Le compte à rebours des cryptomonnaies bat son plein à Washington
Selig et le président de la SEC, Paul Atkins, ont fait valoir qu’une loi offre aux entreprises du secteur des cryptomonnaies une plus grande certitude que les réglementations rédigées par les agences. Une loi fédérale est en effet beaucoup plus difficile à abroger par une future administration.
Les préparatifs de la CFTC s’appuient également sur une coordination antérieure avec la SEC, notamment le « Project Crypto », une initiative visant à clarifier quels actifs numériques relèvent de la compétence de chaque régulateur et à réduire les chevauchements entre les exigences.
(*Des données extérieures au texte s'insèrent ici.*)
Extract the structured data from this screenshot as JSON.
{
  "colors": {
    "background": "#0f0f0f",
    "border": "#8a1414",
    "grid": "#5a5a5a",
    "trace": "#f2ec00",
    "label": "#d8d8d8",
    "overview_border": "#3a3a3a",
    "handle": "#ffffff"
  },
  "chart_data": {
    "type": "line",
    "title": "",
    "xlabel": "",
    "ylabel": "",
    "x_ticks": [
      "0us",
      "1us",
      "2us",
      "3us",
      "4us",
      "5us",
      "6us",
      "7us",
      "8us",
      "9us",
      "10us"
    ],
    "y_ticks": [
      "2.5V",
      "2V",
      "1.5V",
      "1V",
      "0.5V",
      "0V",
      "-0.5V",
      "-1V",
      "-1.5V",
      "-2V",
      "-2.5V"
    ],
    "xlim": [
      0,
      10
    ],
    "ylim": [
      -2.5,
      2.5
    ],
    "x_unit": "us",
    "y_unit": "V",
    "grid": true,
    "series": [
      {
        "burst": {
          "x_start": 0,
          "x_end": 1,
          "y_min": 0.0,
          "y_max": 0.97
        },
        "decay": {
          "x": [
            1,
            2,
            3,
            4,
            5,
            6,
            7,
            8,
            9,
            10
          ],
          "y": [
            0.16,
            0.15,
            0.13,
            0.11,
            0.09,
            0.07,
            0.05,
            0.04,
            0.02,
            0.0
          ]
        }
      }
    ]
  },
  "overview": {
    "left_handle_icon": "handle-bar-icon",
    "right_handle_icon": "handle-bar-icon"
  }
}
Les enjeux dépassent le cadre de Washington. Les entreprises du secteur des cryptomonnaies ont fait valoir que le flou des règles fédérales rend plus difficile le développement de produits aux États-Unis, alors que des juridictions étrangères mettent en place des cadres réglementaires plus précis. Si le Congrès ne parvient pas à adopter le Clarity Act, la réglementation de la CFTC pourrait offrir une solution provisoire aux plateformes d’échange et aux développeurs, mais celle-ci serait moins pérenne et risquerait de faire l’objet de recours judiciaires ou d’être abrogée par une future administration.
Le mois de septembre devient désormais une période décisive. La CFTC se prépare à mettre en œuvre le « Clarity Act » si le Congrès l’adopte, tandis que la directive de Selig garantit que l’agence se prépare également à agir sans les législateurs si le projet de loi venait à être à nouveau bloqué.
Cet article a été traduit de l'anglais à l'aide de l'IA. La version originale en anglais fait foi ; les traductions automatiques peuvent contenir des inexactitudes, en particulier dans la terminologie juridique et réglementaire.